What we have discussed
above is the
proverbial tip of the iceberg. Many other sectors, including
agriculture,
manufacturing and financial sectors are affected by onerous clauses in
various
FTAs. The FTAs, like the WTO, unjustly impact important public interest
laws,
regulations, policies and our import duty structure in ways that
virtually
touch all aspects of our lives. However,
FTAs are worse than the WTO because they demand much more. They create
legally
binding obligations that impact on peoples’ livelihoods. They impact
our
ability to access affordable healthcare, medicines, education, and
municipal
services such as water and sanitation, etc.
Clearly, FTAs today
constitute
perhaps an even larger threat than the WTO agreement of 1994.
Unfortunately all
FTAs are negotiated in absolute secrecy. Opponents of FTAs have scant
opportunity to examine negotiating texts before FTAs are signed. The
situation
is, thus, worse than when the WTO agreement was being signed – when the
gaze of
the entire world was on what was being negotiated. Now, brick by brick,
developing
countries are being forced to sign away even the limited safeguards
that they
could secure through the WTO agreement. Recollect the way the
India-ASEAN FTA
was signed without even state governments being consulted (the FTA will
have
special impact on Kerala’s economy, but the Kerala government was kept
totally
in the dark, till the end).
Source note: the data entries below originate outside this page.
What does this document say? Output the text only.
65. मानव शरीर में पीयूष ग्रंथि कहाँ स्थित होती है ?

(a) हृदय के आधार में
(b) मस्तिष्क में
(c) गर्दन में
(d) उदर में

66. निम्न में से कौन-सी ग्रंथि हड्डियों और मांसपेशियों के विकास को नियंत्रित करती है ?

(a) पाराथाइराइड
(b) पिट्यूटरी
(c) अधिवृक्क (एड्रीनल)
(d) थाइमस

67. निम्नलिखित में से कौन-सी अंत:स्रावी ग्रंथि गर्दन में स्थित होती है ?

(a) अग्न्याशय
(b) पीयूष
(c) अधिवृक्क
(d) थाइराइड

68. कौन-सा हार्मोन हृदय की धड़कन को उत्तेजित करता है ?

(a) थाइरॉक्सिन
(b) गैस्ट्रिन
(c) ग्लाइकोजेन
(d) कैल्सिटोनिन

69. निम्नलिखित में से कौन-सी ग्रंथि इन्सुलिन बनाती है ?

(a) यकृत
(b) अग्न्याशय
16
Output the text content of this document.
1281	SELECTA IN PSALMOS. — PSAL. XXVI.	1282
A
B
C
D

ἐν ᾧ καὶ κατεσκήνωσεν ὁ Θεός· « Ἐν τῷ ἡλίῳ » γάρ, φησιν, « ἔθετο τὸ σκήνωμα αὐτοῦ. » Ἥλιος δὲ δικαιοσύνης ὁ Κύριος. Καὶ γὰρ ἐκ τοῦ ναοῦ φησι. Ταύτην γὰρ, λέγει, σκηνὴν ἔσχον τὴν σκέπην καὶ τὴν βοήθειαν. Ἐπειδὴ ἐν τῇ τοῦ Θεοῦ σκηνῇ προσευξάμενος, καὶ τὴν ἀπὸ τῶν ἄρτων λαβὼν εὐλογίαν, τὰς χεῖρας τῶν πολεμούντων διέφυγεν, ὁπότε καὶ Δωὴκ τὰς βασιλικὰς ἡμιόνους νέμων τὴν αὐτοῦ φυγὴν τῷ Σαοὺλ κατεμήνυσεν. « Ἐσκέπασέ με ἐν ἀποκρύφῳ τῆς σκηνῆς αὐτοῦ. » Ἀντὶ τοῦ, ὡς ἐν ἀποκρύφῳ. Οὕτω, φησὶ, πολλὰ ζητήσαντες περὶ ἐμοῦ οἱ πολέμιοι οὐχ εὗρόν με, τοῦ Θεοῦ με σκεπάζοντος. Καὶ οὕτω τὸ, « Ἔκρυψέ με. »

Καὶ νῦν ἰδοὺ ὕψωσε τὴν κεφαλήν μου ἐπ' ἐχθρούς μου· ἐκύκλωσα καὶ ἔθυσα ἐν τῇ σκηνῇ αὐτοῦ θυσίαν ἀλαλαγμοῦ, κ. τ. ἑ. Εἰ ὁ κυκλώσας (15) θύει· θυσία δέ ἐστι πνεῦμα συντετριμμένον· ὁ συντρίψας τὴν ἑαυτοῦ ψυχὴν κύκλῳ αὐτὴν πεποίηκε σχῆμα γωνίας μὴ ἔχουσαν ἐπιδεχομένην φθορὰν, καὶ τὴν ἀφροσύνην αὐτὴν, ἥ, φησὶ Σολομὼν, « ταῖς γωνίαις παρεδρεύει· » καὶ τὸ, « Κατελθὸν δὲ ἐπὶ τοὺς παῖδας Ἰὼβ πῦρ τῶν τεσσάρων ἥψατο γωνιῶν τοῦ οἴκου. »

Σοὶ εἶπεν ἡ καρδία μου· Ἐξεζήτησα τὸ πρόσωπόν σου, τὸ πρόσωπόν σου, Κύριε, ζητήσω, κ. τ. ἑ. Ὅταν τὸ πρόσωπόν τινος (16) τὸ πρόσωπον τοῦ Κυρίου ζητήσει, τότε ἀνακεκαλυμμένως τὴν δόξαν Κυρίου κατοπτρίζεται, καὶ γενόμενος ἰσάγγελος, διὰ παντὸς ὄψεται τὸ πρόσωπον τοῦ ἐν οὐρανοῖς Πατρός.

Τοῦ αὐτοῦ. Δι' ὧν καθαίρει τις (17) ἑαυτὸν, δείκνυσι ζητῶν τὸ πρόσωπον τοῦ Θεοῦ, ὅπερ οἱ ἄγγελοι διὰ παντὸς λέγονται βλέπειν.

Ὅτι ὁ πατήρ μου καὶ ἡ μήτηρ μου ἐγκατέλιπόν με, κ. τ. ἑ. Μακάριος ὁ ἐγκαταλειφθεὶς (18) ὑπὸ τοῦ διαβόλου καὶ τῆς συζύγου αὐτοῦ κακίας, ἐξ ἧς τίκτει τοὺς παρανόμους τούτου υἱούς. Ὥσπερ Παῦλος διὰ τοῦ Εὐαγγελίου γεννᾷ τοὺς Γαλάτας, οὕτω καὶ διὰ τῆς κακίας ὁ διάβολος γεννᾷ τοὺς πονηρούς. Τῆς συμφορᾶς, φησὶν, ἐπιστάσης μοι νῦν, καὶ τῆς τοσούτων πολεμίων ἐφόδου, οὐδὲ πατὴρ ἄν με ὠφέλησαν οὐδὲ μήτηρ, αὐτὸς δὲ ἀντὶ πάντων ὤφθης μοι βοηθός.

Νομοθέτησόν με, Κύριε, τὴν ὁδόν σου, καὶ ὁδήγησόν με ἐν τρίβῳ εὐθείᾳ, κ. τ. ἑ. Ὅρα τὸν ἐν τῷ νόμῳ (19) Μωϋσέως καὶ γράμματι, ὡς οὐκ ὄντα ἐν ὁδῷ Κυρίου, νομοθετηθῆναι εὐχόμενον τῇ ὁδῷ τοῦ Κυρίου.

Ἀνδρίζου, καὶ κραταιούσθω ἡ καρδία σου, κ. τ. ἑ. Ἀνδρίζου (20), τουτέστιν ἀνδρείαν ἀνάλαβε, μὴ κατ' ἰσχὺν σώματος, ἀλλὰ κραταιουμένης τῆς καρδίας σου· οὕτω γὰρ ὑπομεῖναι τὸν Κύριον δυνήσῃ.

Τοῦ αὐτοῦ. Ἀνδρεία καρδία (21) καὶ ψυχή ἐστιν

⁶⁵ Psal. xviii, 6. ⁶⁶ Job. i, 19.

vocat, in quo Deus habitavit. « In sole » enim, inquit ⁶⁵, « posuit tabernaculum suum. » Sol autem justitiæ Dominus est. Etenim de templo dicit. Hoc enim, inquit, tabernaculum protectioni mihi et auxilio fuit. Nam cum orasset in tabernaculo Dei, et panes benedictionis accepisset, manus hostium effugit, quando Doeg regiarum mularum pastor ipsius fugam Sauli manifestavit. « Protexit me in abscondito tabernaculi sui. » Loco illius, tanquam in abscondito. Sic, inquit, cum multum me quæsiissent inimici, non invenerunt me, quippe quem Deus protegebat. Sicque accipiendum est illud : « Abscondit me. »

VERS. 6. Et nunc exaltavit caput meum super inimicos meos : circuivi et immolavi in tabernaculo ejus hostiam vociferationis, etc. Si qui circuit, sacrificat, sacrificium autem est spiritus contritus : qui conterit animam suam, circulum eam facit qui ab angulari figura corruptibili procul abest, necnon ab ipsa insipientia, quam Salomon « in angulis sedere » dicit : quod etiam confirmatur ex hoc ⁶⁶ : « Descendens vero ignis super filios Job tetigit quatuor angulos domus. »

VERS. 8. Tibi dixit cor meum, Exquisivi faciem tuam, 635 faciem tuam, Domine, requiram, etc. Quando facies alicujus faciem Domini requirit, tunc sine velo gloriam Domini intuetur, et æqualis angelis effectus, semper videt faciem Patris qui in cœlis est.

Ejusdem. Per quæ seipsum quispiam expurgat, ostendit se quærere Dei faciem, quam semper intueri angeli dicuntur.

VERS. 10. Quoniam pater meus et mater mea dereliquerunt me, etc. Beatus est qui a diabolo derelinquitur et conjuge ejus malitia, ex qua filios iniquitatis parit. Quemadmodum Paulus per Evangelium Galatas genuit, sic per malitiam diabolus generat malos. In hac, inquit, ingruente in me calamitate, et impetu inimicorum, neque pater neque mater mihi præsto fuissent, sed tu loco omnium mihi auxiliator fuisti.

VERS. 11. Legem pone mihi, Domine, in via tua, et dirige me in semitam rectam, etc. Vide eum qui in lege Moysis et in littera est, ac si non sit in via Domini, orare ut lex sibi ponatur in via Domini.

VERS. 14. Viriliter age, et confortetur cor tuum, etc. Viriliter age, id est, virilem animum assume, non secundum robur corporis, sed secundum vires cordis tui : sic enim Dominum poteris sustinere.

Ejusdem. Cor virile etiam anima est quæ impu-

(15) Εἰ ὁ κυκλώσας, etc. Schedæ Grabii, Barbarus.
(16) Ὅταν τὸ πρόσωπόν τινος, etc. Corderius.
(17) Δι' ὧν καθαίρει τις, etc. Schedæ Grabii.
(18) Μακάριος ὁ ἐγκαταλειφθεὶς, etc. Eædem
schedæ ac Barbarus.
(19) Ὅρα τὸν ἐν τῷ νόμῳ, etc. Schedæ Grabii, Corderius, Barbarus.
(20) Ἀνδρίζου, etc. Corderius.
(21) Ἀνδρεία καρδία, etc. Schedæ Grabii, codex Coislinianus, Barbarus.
We see the unfolding of a similar situation
in case
of the negotiations leading up to the Indo-EU FTA. While the
negotiations, it
is understood, are to be concluded this year, the nation and the
country’s parliament
have little information about what exactly the government of the day
proposes
to negotiate away. Further, the government is in the process of either
negotiating, expanding or developing at least 24 different FTAs,
including one
with Japan, negotiations for which are at an advanced stage.